Electroniques : L’European Chips Act est-il à la hauteur des enjeux ? Assure-t-il que les aides publiques ne financeront pas les poids lourds du secteur dans des développements qui auraient été effectués de toute façon, comme cela a souvent été le cas dans le passé ? Ces aides doivent-elles être concédées sans contrepartie, ou bien en échange de prises de participation ?
V. M. : Le Chips Act est une initiative essentielle et absolument nécessaire pour doter l’Europe d’une chaine d’approvisionnement en semi-conducteurs sûre. Il faut saluer le Commissaire Thierry Breton d’avoir impulsé et imposé cette réponse européenne. J’ai déjà indiqué précédemment la nécessité de consolider les avancées récentes de la négociation sur le Chips Act sur la conception des architectures de microélectronique. Il faut aussi s’assurer que les procédures mises en place permettront aux PME innovantes d’être elles aussi soutenues. À ce titre, la question de la contrepartie est essentielle : s’il s’agit de prendre du capital en contrepartie de financements, rien de plus normal. Mais si on continue avec la doctrine actuelle selon laquelle pour obtenir un euro de financement public, il faut mettre en face un euro de financement privé, alors on n’aura rien résolu : on ne peut pas constater qu’il y a un problème de financement privé du secteur en Europe et faire de la capacité des PME à trouver un financement privé une condition pour les soutenir. Ce serait le serpent qui se mordrait la queue ! Dans ce cas, en effet, seules les plus grosses entreprises du secteur pourraient mobiliser un financement bancaire ou leurs fonds propres. Je ne pense pas que ce soit la philosophie du Chip Act, mais dans sa rédaction actuelle, c’est en effet un risque. Cela fera partie des réflexions qui seront probablement portées au Parlement européen et au Conseil de l’Union européenne.

Electroniques : N’est-il pas légitime d’éprouver une certaine gêne face à des fabricants de semi-conducteurs qui réalisent d’énormes profits, mais se livrent en même temps à un véritable chantage sur les subventions locales et nationales en échange de l’implantation de leurs usines ?
V. M. : Je ne formulerais pas la problématique sous cet angle. Ces entreprises peuvent s’implanter dans le monde entier. Est-ce que le fait de les attirer coûte trop cher aux pouvoirs publics ? C’est à eux de répondre. Mon avis est qu’il vaut mieux se réjouir à chaque fois qu’on ouvre une usine en France ou en Europe.
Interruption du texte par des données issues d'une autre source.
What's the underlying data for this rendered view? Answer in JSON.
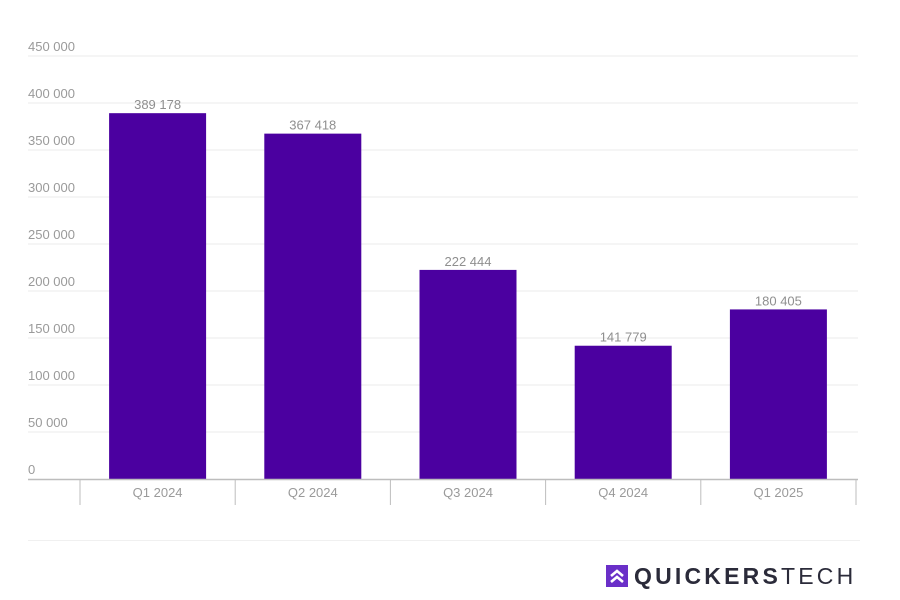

Electroniques : Dans quels domaines l’Union européenne peut-elle devenir une terre d’innovation des semi-conducteurs ? L’Europe dispose de vraies forces, par exemple dans les équipements de production de puces (ASML) et dans la R&D en amont (Imec, Leti, Fraunhofer) : doit-elle apprendre à mieux monnayer ces savoir-faire plutôt que de voir d’autres régions récolter l’essentiel de la plus-value ?
V. M. : L’Union Européenne peut devenir une terre d’innovation des semi-conducteurs, car nous avons des technologies innovantes, des chercheurs, une main d’œuvre qualifiée et opérationnelle ainsi que des mesures qui sont en train d’être mises en œuvre au niveau politique et législatif afin de soutenir le secteur. Prenons l’exemple de Menta : moins de cinq entreprises dans le monde ont industrialisé la technologie de rupture de reprogrammation hardware embarquée de n’importe quelle puce, et Menta en est le leader européen. Les synergies dont disposent ces technologies, avec les capacités de production existant au sein de l’Union européenne, ont le potentiel de décupler les objectifs de l’Union européenne en matière de production de semi-conducteurs, avec des investissements minimaux en comparaison avec la construction de fabs. Ainsi, oui, j’en suis convaincu, l’Union européenne peut devenir une terre d’innovation maîtresse dans le monde des semi-conducteurs, à condition comme vous le soulignez justement de mieux monnayer ses savoir-faire et surtout de bien comprendre où se trouve la valeur-ajoutée de demain.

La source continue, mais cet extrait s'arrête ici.